# Novel Energy-Efficient and Latency-Improved PVT Tolerant Read Scheme for SRAM Design in Video Processing and Machine Learning Applications

Soumitra Pal\*, Jiyue Yang, Stephen Bauer, Puneet Gupta, Sudhakar Pamarti

Department of Electrical and Computer Engineering University of California, Los Angeles, CA, USA \*Corresponding author (e-mail: spal@connect.ust.hk)

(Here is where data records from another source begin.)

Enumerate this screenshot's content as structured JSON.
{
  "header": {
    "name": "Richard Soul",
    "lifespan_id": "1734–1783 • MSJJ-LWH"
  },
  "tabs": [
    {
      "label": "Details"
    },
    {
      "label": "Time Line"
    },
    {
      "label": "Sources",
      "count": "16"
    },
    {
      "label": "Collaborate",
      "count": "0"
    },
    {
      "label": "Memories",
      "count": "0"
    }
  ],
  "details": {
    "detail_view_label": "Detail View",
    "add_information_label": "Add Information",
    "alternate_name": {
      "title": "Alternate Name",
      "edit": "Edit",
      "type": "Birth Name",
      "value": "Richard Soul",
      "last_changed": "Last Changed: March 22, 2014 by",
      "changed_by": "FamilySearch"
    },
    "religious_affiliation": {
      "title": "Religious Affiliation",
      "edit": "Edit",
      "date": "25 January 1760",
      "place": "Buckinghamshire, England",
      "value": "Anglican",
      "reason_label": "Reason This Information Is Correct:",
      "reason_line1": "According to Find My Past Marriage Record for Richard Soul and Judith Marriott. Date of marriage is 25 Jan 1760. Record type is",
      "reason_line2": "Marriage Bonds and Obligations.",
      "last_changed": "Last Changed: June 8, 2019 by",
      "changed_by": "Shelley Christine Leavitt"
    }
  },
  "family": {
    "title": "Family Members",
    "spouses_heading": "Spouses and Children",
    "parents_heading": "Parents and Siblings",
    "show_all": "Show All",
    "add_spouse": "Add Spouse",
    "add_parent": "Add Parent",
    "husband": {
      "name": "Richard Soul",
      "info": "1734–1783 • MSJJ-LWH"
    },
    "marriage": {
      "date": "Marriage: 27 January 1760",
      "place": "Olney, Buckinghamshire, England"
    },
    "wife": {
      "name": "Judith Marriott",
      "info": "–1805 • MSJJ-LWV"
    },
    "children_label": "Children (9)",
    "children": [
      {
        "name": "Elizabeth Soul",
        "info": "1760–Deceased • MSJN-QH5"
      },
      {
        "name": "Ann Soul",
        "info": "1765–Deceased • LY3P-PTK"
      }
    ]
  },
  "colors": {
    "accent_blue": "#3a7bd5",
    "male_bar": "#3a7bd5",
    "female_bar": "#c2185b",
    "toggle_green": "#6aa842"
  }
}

Abstract – SRAMs consume a significant area and, thereby, a substantial portion of the total energy in modern memory-hungry processors. We propose a novel scheme for reducing the read energy consumption and latency for video or image processing and machine learning applications in which the data stored in neighboring SRAM rows is mostly similar. We read two rows at a time using a new PVT tolerant sense amplifier that decodes 3-levels – "00", "11", or "01"/"10", with the last case triggering a single row re-read. This reduces the overall number of bitline charge/discharge and, hence, overall read energy consumption and latency. A  $128 \times 256$  SRAM block is simulated in 14-nm FinFET technology, and it is observed that the proposed scheme consumes up to a 49.4% lower average energy and shows a 50% shorter latency than a conventional read when the data in both rows are identical.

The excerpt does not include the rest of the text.